Das Ergebnis des Referendums hat Folgen für Nordirland, wo Frauen und Jugendliche nicht akzeptieren werden, zurück gelassen zu werden. Schon jetzt organisieren AktivistInnen von ROSA [„For Reproductive Rights, against Oppression, Sexism and Austerity“ – Für reproduktive Rechte, gegen Unterdrückung, Sexismus und Austerität, Kampagnenorganisation, die von der Socialist Party Irland initiiert wurde] dort eine große Kampage für das Recht auf Abtreibung. Nächste Woche wird als erstes der „Bus4Choice“ gestartet, der mit Abtreibungspillen, die als sicher erwiesen sind, durch Nordirland fahren.
Dieses eindeutige Votum muss zum umgehenden Erlass eines neuen Gesetzes führen und die Bereitstellung der notwendigen Versorgung und Pflege durch das Gesundheitswesen, um Abtreibungen innerhalb der ersten zwölf Wochen auf Wunsch der Frau und wegen gesundheitlicher Gründe zu erlauben. Die „Solidarity Bill“ für eine Sexualerziehung sollte ebenso erlassen werden. Freie und kostenlose Verhütungsmittel müssen durch das Gesundheitswesen zur Verfügung gestellt werden und gesellschaftlich akzeptabel und bekannt gemacht werden.
Damit das passiert, muss der Druck auf die etablierten Parteien aufrecht erhalten werden. Erinnert euch, wir mussten mehr als fünf Jahr nach Savitas Tod warten, bis es schließlich das Referendum gab. Dasselbe darf jetzt nicht nochmal passieren.

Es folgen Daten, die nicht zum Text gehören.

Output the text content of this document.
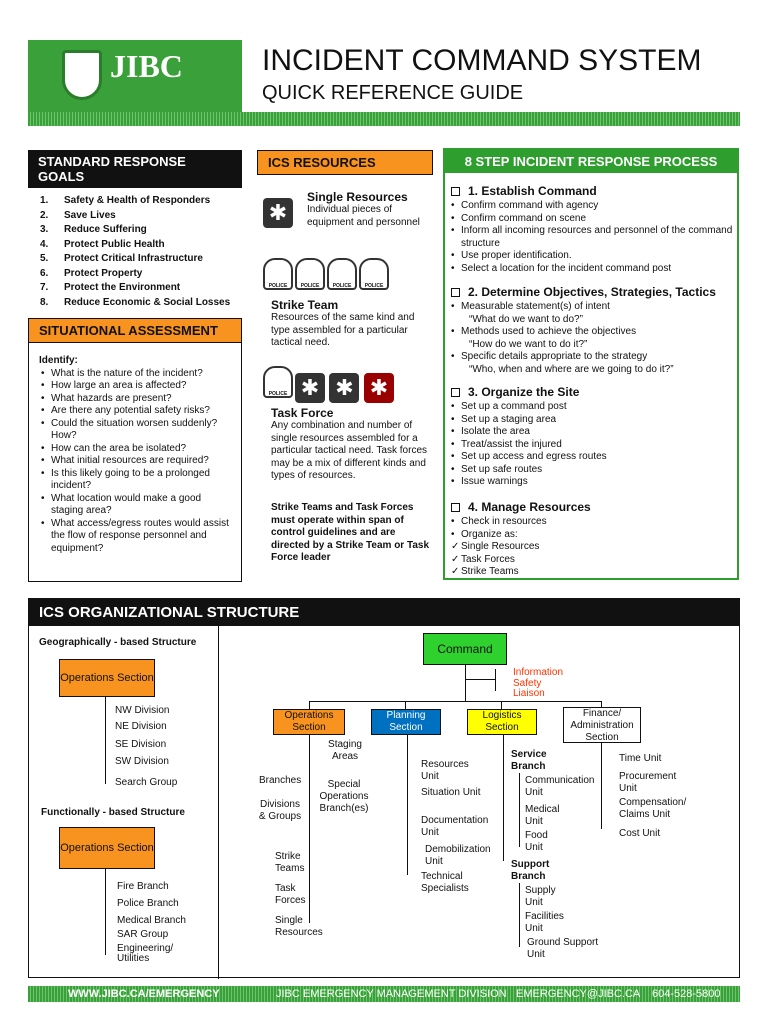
JIBC	INCIDENT COMMAND SYSTEM
QUICK REFERENCE GUIDE
STANDARD RESPONSE GOALS
1. Safety & Health of Responders
2. Save Lives
3. Reduce Suffering
4. Protect Public Health
5. Protect Critical Infrastructure
6. Protect Property
7. Protect the Environment
8. Reduce Economic & Social Losses
SITUATIONAL ASSESSMENT
Identify:
• What is the nature of the incident?
• How large an area is affected?
• What hazards are present?
• Are there any potential safety risks?
• Could the situation worsen suddenly? How?
• How can the area be isolated?
• What initial resources are required?
• Is this likely going to be a prolonged incident?
• What location would make a good staging area?
• What access/egress routes would assist the flow of response personnel and equipment?
ICS RESOURCES
✱
Single Resources
Individual pieces of equipment and personnel
POLICE	POLICE	POLICE	POLICE
Strike Team
Resources of the same kind and type assembled for a particular tactical need.
POLICE ✱ ✱ ✱
Task Force
Any combination and number of single resources assembled for a particular tactical need. Task forces may be a mix of different kinds and types of resources.
Strike Teams and Task Forces must operate within span of control guidelines and are directed by a Strike Team or Task Force leader
8 STEP INCIDENT RESPONSE PROCESS
1. Establish Command
• Confirm command with agency
• Confirm command on scene
• Inform all incoming resources and personnel of the command structure
• Use proper identification.
• Select a location for the incident command post
2. Determine Objectives, Strategies, Tactics
• Measurable statement(s) of intent
“What do we want to do?”
• Methods used to achieve the objectives
“How do we want to do it?”
• Specific details appropriate to the strategy
“Who, when and where are we going to do it?”
3. Organize the Site
• Set up a command post
• Set up a staging area
• Isolate the area
• Treat/assist the injured
• Set up access and egress routes
• Set up safe routes
• Issue warnings
4. Manage Resources
• Check in resources
• Organize as:
✓ Single Resources
✓ Task Forces
✓ Strike Teams
ICS ORGANIZATIONAL STRUCTURE
Geographically - based Structure
Operations Section
NW Division
NE Division
SE Division
SW Division
Search Group
Functionally - based Structure
Operations Section
Fire Branch
Police Branch
Medical Branch
SAR Group
Engineering/ Utilities
Command
Information
Safety
Liaison
Operations Section
Planning Section
Logistics Section
Finance/ Administration Section
Staging Areas
Branches	Special Operations Branch(es)
Divisions & Groups
Strike Teams
Task Forces
Single Resources
Resources Unit
Situation Unit
Documentation Unit
Demobilization Unit
Technical Specialists
Service Branch
Communication Unit
Medical Unit
Food Unit
Support Branch
Supply Unit
Facilities Unit
Ground Support Unit
Time Unit
Procurement Unit
Compensation/ Claims Unit
Cost Unit
WWW.JIBC.CA/EMERGENCY	JIBC EMERGENCY MANAGEMENT DIVISION EMERGENCY@JIBC.CA 604-528-5800
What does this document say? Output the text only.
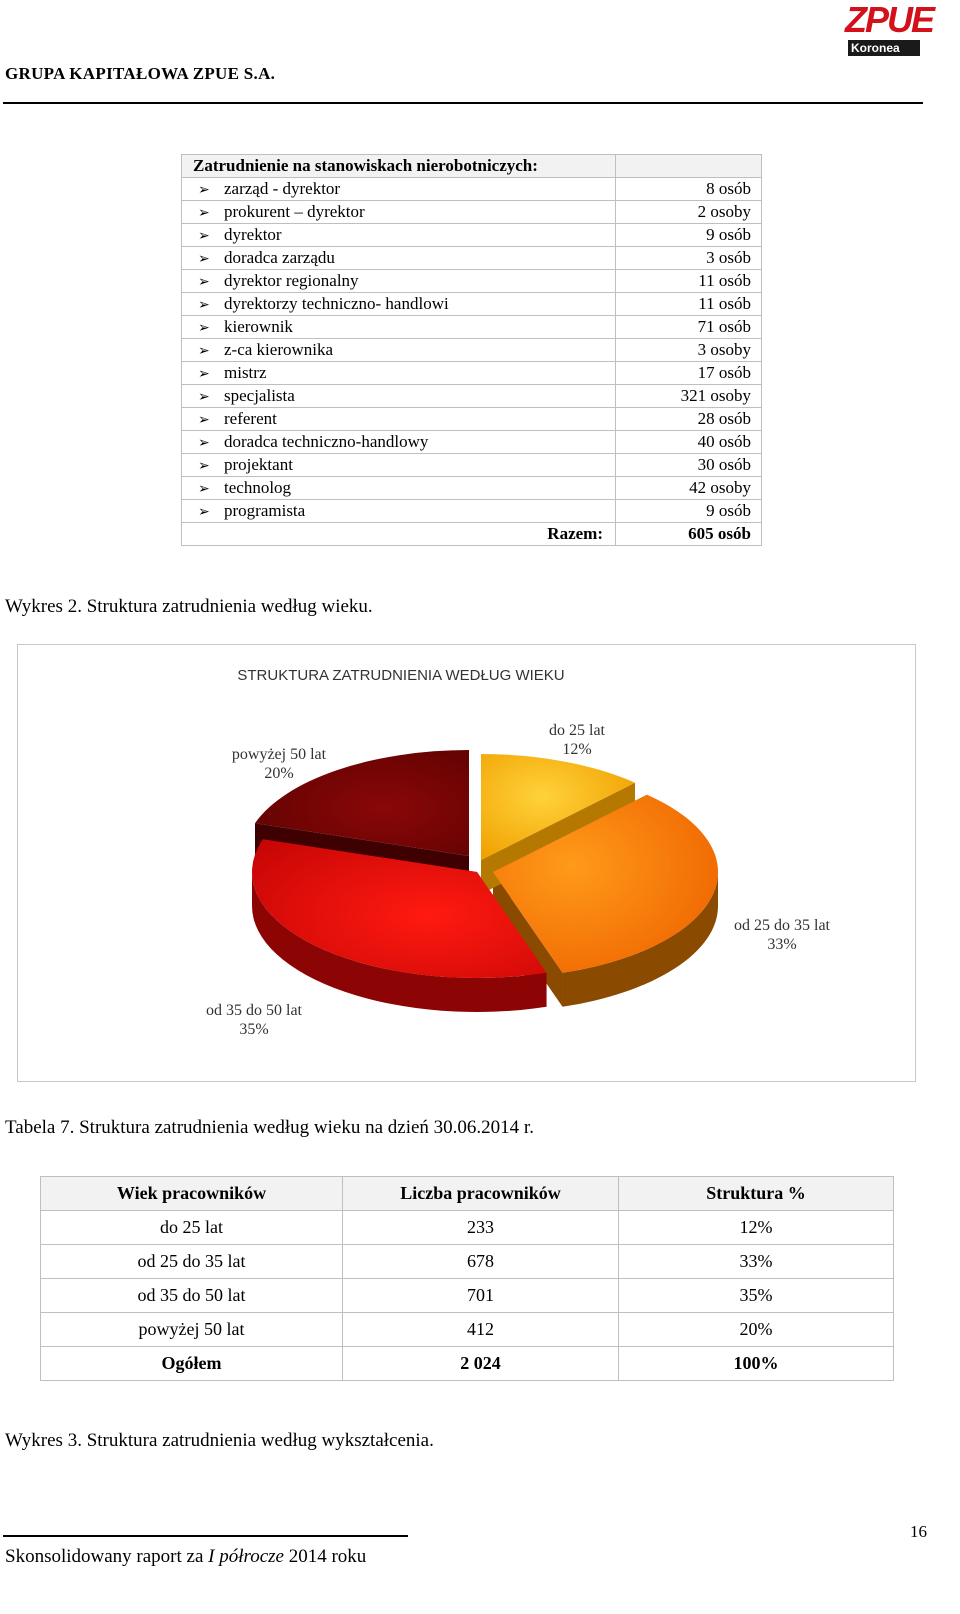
ZPUE
Koronea
GRUPA KAPITAŁOWA ZPUE S.A.
Zatrudnienie na stanowiskach nierobotniczych:	
➢ zarząd - dyrektor	8 osób
➢ prokurent – dyrektor	2 osoby
➢ dyrektor	9 osób
➢ doradca zarządu	3 osób
➢ dyrektor regionalny	11 osób
➢ dyrektorzy techniczno- handlowi	11 osób
➢ kierownik	71 osób
➢ z-ca kierownika	3 osoby
➢ mistrz	17 osób
➢ specjalista	321 osoby
➢ referent	28 osób
➢ doradca techniczno-handlowy	40 osób
➢ projektant	30 osób
➢ technolog	42 osoby
➢ programista	9 osób
Razem:	605 osób
Wykres 2. Struktura zatrudnienia według wieku.
STRUKTURA ZATRUDNIENIA WEDŁUG WIEKU
do 25 lat
12%
od 25 do 35 lat
33%
od 35 do 50 lat
35%
powyżej 50 lat
20%
Tabela 7. Struktura zatrudnienia według wieku na dzień 30.06.2014 r.
Wiek pracowników	Liczba pracowników	Struktura %
do 25 lat	233	12%
od 25 do 35 lat	678	33%
od 35 do 50 lat	701	35%
powyżej 50 lat	412	20%
Ogółem	2 024	100%
Wykres 3. Struktura zatrudnienia według wykształcenia.
16
Skonsolidowany raport za I półrocze 2014 roku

Junge Menschen waren die treibende Kraft, die diesen Sieg gegen Unterdrückung und die Kontrolle über ihre eigenen Körper erkämpft haben. Ausgehend davon ist es nicht eine Frage des „ob“ sondern wann sie entschieden gegen ein zunehmend unterdrückerisches und restriktives Bildungssystem vorgehen, gegen die Tatsache, dass sie keine sicheren und gut bezahlten Jobs bekommen und dagegen, das man keine bezahlbaren Wohnungen findet.

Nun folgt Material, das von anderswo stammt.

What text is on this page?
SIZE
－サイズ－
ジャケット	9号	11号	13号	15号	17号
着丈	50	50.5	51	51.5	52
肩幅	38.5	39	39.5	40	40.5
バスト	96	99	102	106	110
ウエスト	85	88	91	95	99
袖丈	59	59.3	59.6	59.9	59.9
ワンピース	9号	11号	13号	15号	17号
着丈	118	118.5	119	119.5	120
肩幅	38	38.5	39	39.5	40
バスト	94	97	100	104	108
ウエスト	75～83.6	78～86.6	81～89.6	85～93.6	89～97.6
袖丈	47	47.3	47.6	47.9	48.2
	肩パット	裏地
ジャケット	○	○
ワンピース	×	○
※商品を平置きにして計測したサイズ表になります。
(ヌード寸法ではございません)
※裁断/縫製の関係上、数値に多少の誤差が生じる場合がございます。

Baut eine sozialistische Linke auf
Leo Varadkar [irischer Premierminister] könnte zunächst einen Auftrieb durch das Ergebnis bekommen, nachdem er sich in letzter Minute noch auf die richtige Seite geschlagen hatte. Aber er und Fine Gael [die rechtsgerichtete Regierungspartei] und jede andere Partei, die für kapitalistische Politik steht, wird die volle Kraft des Aufstands der Jugend zu spüren bekommen, der auf sie zukommt. Deshalb, weil sie keine Lösungen für die brennenden Probleme haben. Der tiefe Wunsch nach Gerechtigkeit und Gleichberechtigung, der die jüngeren Generationen in Amerika, Großbritannien und Spanien zu linken und sozialistischen Ideen führt, wird auch in Irland immer stärker.
Als Abgeordnete von Solidarity und Mitglieder der Socialist Party haben wir eine lange Kampftradition an diesen Fragen und für das Selbstbestimmungsrecht der Frau. Wir sind stolz, Teil der „Time4Choice“-Kampagne von ROSA zu sein, die ein wirklich wichtiger Teil der Bewegung von unten gewesen ist. Diese Bewegung und ROSA werden nicht verschwinden, und haben das Ziel, eine große sozialistischen feministische Kraft zu werden und sich für eine radikale Veränderung dieses Landes einzusetzen.